The vanity of a petulant 10-year-old can leave lasting marks. For all my complaints about my father’s silence and the distance between us, I cannot shirk responsibility for some of it. To understand that the words of a child can cause indelible harm, for parents are only human, in the end.

I remember clearly this day. A sunny afternoon in Santa Ana. I was rollerblading around the neighborhood without the knee and elbow pads and helmet that my father insisted on purchasing for me, afraid that I would fall and hurt myself. Because I often did. I still have scars (and am always accumulating more).

He was upset to see me skating without protection. Sat me down on our green leather sofa, in a huff. He loomed over me, talking about how I could get terribly hurt.
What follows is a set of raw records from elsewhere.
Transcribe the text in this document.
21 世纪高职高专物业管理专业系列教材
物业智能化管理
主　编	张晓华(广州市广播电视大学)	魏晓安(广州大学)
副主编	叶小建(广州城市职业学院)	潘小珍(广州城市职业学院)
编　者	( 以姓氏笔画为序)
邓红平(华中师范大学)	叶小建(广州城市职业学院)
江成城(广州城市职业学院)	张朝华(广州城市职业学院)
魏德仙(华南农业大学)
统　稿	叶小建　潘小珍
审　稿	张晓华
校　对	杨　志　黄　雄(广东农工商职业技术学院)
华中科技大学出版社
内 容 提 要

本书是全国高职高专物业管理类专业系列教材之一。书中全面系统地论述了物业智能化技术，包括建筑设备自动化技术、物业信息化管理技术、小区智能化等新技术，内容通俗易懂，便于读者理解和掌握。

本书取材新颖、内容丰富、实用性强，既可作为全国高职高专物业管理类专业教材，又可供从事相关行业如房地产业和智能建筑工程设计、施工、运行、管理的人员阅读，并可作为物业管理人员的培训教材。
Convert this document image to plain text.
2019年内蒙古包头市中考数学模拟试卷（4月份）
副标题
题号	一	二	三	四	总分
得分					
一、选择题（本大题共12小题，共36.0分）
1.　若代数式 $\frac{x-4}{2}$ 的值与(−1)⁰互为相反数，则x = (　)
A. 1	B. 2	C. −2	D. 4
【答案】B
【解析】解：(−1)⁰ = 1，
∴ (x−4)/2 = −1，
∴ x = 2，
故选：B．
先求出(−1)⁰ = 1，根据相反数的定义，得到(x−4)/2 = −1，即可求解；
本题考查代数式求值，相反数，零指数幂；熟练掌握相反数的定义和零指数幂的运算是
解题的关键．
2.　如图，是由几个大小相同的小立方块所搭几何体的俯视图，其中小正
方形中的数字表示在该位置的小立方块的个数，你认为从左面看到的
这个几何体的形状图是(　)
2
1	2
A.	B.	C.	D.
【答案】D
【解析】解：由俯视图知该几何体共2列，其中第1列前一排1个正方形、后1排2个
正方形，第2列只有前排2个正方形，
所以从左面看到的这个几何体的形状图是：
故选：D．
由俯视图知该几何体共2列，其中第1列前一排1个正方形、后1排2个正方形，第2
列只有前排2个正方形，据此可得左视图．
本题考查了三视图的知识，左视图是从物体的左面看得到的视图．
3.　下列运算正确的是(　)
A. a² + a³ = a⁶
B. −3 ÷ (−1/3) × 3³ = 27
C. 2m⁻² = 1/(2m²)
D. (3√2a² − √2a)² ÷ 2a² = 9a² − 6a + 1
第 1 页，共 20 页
“And then who would have to take care of you?” Anger, frustration.

Coldly, or passionately, and petulantly, I retorted, “Mom!” And the moment it left my mouth, I knew it was a terrible thing to say. It didn’t fully register at the time. It didn’t until much later. Until I was in my teens, at least.

I hurt him when I said that. I guess at the time I knew that it would cut him, and in my immaturity, I didn’t care. Or perhaps that’s just the oblivion of a child. Oblivion and carelessness.

Things were never quite the same between us after that, it seems. Other things happened. Other trespasses, other mistakes. Until that day, until that moment, my father and I had a wonderful relationship. I was inquisitive and he was indulgent. I was his firstborn, his chatterbox bookworm little girl. That moment on the green leather sofa stands out in my mind as the moment when that all changed.

There was a time when I begrudged him for it. When I blamed him for the distance that opened up between us. He was my father and he should have forgiven the unthinking words of a child. But he is human, only human. And I can understand his hurt, now, because I see that we are so similar. That whatever changed between us, whatever changed in the way he felt or behaved toward me, was out of self-defense. I know what it is to have a heart that holds back and puts up shields for fear of hurt.

I hurt my father that day. I know I did. I can say I was just ten years old and didn’t know what I was saying. I can say that one moment could not have possibly changed so much. I can say that such words should not affect a father so much. But what if it did?

The parent guards the child from harm, but who can guard a loving parent’s heart from their children’s harsh words?

I can recognize his sensitivity because I’ve seen it in myself.